Sometimes the best part of building something is getting to rebuild it again a little farther down the line. Don’t tell anyone, but sometimes when we start a project we don’t even know where the end is going to be. It’s a starting point, not an end destination. Who wants to do something once when you could do it twice? Maybe even three times for good measure?
That’s what happened when [Ryan] decided to build a wireless “party button” for his kids. Tied into his Home Assistant automation system, a smack of the button plays music throughout the house and starts changing the colors on his Philips Hue lights. His initial version worked well enough, but in the video after the break, he walks through the evolution of this one-off gadget into a general purpose IoT interface he can use for other projects.
The general idea is pretty simple, the big physical button on the top of the device resets the internal ESP8266, which is programmed to connect to his home WiFi and send a signal to his MQTT server. In the earlier versions of the button there was quite a bit of support electronics to handle converting the momentary action of the button to a “hard” power control for the ESP8266. But as the design progressed, [Ryan] realized he could put the ESP8266 to deep sleep after it sends the signal, and just use the switch to trigger a reset on the chip.
Additional improvements in the newer version of the button include switching from alkaline AA batteries to a rechargeable lithium-ion pack, and even switching over to a bare ESP8266 rather than the NodeMCU development board he was using for the first iteration.
For another take on MQTT home automation with the ESP8266, check out this automatic garage door control system. If the idea of triggering a party at the push of a button has your imagination going, we’ve seen some elaborate versions of that idea as well.

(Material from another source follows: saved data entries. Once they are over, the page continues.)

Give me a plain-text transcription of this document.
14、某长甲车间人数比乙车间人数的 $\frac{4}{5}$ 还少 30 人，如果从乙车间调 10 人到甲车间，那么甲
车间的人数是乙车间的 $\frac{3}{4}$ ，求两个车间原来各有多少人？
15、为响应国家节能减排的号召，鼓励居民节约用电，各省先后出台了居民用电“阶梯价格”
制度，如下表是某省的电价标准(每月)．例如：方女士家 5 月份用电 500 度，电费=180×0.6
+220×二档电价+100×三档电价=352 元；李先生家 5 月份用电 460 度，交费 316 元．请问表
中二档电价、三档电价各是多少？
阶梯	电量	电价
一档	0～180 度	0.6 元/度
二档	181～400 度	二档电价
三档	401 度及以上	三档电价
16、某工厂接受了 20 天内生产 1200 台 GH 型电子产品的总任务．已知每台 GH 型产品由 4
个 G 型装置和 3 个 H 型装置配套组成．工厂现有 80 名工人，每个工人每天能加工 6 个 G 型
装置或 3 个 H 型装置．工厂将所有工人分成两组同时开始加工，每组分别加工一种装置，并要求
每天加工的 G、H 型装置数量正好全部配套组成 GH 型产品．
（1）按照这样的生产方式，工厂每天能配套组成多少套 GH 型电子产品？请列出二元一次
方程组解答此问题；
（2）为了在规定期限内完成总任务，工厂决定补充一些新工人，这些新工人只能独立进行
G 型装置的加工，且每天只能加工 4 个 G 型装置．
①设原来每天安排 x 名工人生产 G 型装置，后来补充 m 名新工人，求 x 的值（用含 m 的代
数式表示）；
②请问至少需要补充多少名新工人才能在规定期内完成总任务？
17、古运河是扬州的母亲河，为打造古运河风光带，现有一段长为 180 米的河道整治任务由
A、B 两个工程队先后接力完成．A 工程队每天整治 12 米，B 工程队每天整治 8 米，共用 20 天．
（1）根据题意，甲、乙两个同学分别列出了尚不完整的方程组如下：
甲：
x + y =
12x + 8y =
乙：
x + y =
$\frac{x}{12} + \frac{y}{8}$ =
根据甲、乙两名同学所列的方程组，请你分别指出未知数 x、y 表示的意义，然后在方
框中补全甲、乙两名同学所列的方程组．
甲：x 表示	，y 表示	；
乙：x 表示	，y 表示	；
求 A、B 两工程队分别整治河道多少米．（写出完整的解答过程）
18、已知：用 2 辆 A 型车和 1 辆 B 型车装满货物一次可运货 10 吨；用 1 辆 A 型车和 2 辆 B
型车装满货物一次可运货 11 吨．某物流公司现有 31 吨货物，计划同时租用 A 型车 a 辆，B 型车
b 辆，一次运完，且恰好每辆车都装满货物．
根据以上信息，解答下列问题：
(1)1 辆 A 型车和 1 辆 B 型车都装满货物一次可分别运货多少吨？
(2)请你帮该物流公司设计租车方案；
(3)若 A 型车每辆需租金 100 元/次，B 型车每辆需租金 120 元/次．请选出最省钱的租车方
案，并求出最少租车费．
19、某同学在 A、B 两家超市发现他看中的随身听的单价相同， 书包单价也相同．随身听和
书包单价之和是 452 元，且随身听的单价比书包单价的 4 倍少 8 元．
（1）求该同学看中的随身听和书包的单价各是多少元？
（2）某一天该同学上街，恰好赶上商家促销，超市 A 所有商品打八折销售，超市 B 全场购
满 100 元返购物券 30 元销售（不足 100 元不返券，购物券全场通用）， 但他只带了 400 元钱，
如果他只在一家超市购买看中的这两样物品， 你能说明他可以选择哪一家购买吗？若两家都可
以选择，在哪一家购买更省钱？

Large buttons on multiple boxes…
Let’s play Jeopardy!
I’ve thought about doing just that and couldn’t think of a way to make it work fairly..
Anyone have a good way to guarantee which button was pushed first? When you’re sending an MQTT signal through your wifi, one push could take 5ms and the next 3 seconds.
Rather than depending on when the messages are received you could send the time with each message.
The time doesn’t have to be exact with the real time. Just a system time.
It might also need to be synced by wire at startup.
This would need a RTC for each controller but would solve the problem.
More on that, you could avoid the needing to be synced every time by making sure the RTCs don’t lose power. And the only time the controllers request a sync is after the RTC loses power(or a certain amount of time has passed).
However to be safe syncing the controllers each time assures the controller times are accurate
Could you have them all sync with NTP on bootum for a timestamp?
Do you know if an RTC that has a resolution better than 1 second? Imagine a game of jeopardy where player 1 pushes the button 0.9 seconds before player 2 yet player 2 wins the race. And it still wouldn’t help. Even a precision RTC like the DS3231 drifts 0.1 seconds/day. Since the worst case is 2 buttons drift opposite directions, that’s a 0.2 second/day error growing.
NTP also doesn’t work for the exact same reason I can’t rely on the message arrival time; you don’t know how long it takes to receive the time stamp and network time can easily be out a couple of seconds.
I considered syncing system time, a phototransistor on each slave and a 3-watt LED “flash” would be even easier than a wire but feels like a clunky solution. You actually wouldn’t need an RTC. Just pass the number of milliseconds since the flash with the button press message.
What if you just used a soft latching circuit like this one:
https://macrofab.com/blog/power-control-product-starting-stopping-electrons/
Then you could save more power as the voltage regulator could be turned off while when not in use..
I like the design though, pretty cool to see the different designs.
Chris, I’ve got an esp12 based switch to control random stuff around the house that uses a soft latching circuit. If anyone wants to make one for themselves, https://bitbucket.org/deepfryed/espswitch/src/dda66e427baeec76c319740d5669cf691498ba19?at=master
I think this implementation is again, much more power efficient:
https://www.youtube.com/watch?v=nbMfb0dIvYc
It completely disconnects the battery when not in only. And latches the battery long enough to send the message when te button is pressed.
So maybe a suggestion form V3 ;)
Neat solution. A purely mechanical alternative to the relay would be a button that after pressed in has some friction so only slowly flips back up again, taking just enough time for the ESP8266 to get on the wifi and be detected.
First version seems way over-engineered, and second version only marginally better. With respect to the creator of this project, really seems like they are just getting their feet wet in this kind of thing and coming up with “novel” solutions that really don’t make a whole lot of sense.